We all know the uncomfortable feeling. You are driving along a highway at the speed limit. Suddenly, a semi-trailer appears out of nowhere and begins tail-gating your vehicle. It seems the driver won’t be satisfied until you pull over and let him pass.
There’s a likely explanation for this risky behaviour — the imposition on the driver by his employer of an unrealistic deadline for the delivery of the load. That’s why he’s speeding.
In Australia in 2017, we should not tolerate a situation where unchecked market forces compromise public safety. This is why it is almost incomprehensible that the Turnbull Government abolished the Road Safety Remuneration Tribunal last year with no alternative road safety strategy in place.

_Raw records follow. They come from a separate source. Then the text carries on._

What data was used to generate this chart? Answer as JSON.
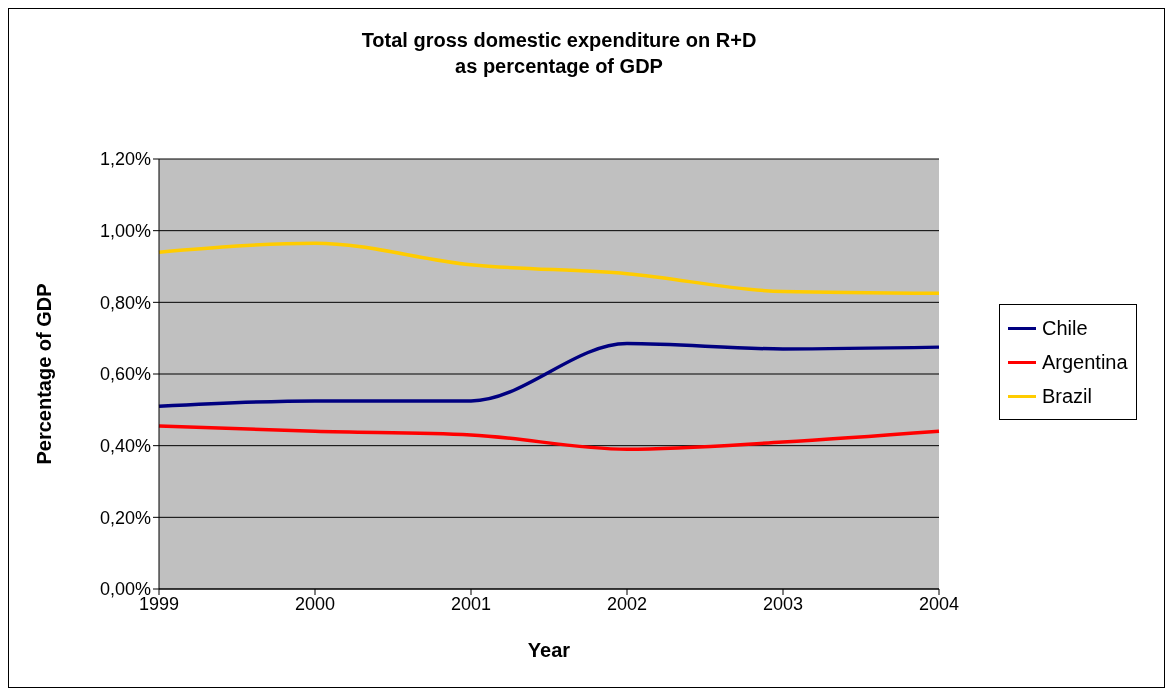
{
  "chart_data": {
    "type": "line",
    "title": "Total gross domestic expenditure on R+D\nas percentage of GDP",
    "xlabel": "Year",
    "ylabel": "Percentage of GDP",
    "categories": [
      "1999",
      "2000",
      "2001",
      "2002",
      "2003",
      "2004"
    ],
    "series": [
      {
        "name": "Chile",
        "color": "#000080",
        "values": [
          0.51,
          0.525,
          0.525,
          0.685,
          0.67,
          0.675
        ]
      },
      {
        "name": "Argentina",
        "color": "#ff0000",
        "values": [
          0.455,
          0.44,
          0.43,
          0.39,
          0.41,
          0.44
        ]
      },
      {
        "name": "Brazil",
        "color": "#ffcc00",
        "values": [
          0.94,
          0.965,
          0.905,
          0.88,
          0.83,
          0.825
        ]
      }
    ],
    "ylim": [
      0,
      1.2
    ],
    "yticks": [
      {
        "value": 0,
        "label": "0,00%"
      },
      {
        "value": 0.2,
        "label": "0,20%"
      },
      {
        "value": 0.4,
        "label": "0,40%"
      },
      {
        "value": 0.6,
        "label": "0,60%"
      },
      {
        "value": 0.8,
        "label": "0,80%"
      },
      {
        "value": 1,
        "label": "1,00%"
      },
      {
        "value": 1.2,
        "label": "1,20%"
      }
    ],
    "grid": "y",
    "legend": "right",
    "marker": "none",
    "line_style": "solid"
  }
}
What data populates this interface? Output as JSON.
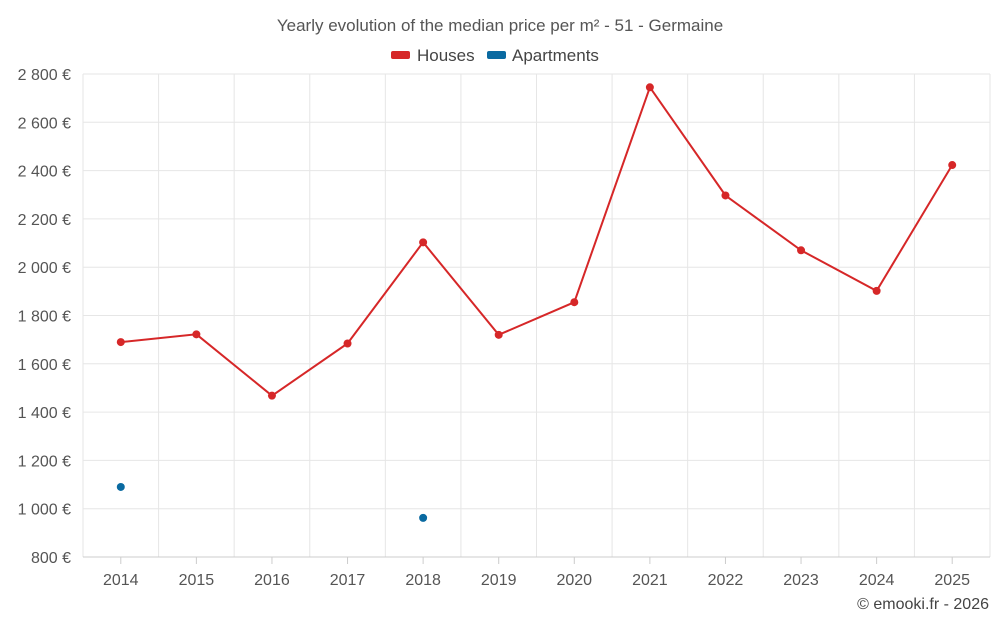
{
  "chart_data": {
    "type": "line",
    "title": "Yearly evolution of the median price per m² - 51 - Germaine",
    "categories": [
      "2014",
      "2015",
      "2016",
      "2017",
      "2018",
      "2019",
      "2020",
      "2021",
      "2022",
      "2023",
      "2024",
      "2025"
    ],
    "series": [
      {
        "name": "Houses",
        "color": "#d62728",
        "values": [
          1690,
          1722,
          1468,
          1684,
          2103,
          1720,
          1855,
          2745,
          2297,
          2070,
          1902,
          2423
        ]
      },
      {
        "name": "Apartments",
        "color": "#0a6aa1",
        "values": [
          1090,
          null,
          null,
          null,
          962,
          null,
          null,
          null,
          null,
          null,
          null,
          null
        ]
      }
    ],
    "ylim": [
      800,
      2800
    ],
    "yticks": [
      800,
      1000,
      1200,
      1400,
      1600,
      1800,
      2000,
      2200,
      2400,
      2600,
      2800
    ],
    "ytick_labels": [
      "800 €",
      "1 000 €",
      "1 200 €",
      "1 400 €",
      "1 600 €",
      "1 800 €",
      "2 000 €",
      "2 200 €",
      "2 400 €",
      "2 600 €",
      "2 800 €"
    ],
    "xlabel": "",
    "ylabel": "",
    "legend": "top-center",
    "grid": true
  },
  "credit": "© emooki.fr - 2026"
}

The former Labor Government created the RSRT in 2012 to set minimum pay rates that would allow truck drivers to make a fair living while removing incentives for them to adopt unsafe practices such as speeding or, even worse, abusing drugs to stay awake. The creation of the tribunal was a road safety measure.
It was a position based on extensive consultation with trucking companies, the Transport Workers Union and safety experts who agreed to strip incentives for dangerous behaviour out of the system in the public interest. That is why it is so disappointing that the Government scrapped the tribunal after some owner drivers rebelled against a finding on pay rates which they believed was unreasonable. Rather than looking rationally at their concerns, the Prime Minister whipped up the controversy in the lead-up to the federal election as part of his broader war on trade unions in the lead-up to the federal election.
It is always a mistake to allow politics to compromise decisions relating to road safety, particularly when our road toll is rising after years of decline.
The Bureau of Transport, Infrastructure and Regional Economics has reported there were 1300 fatalities on Australian roads last year — 8 percent more than in 2015. Fatalities in December of last year were up 23 percent on December, 2015. Trucks account for only 2 percent of registered vehicles in Australia. Yet they are involved in 16 percent of all traffic accidents.
These disturbing facts require a serious policy response, but since RSRT was abolished, there is now no national safety plan for heavy vehicles.
That’s not good enough.
A serious approach would also involve addressing the structural characteristics of the transport system that encourage unsafe driving.
The Government has a responsibility to respond seriously to the fact that the road toll is once again headed in the wrong direction. A serious policy response should involve greater investment on roads to ensure they are in good condition.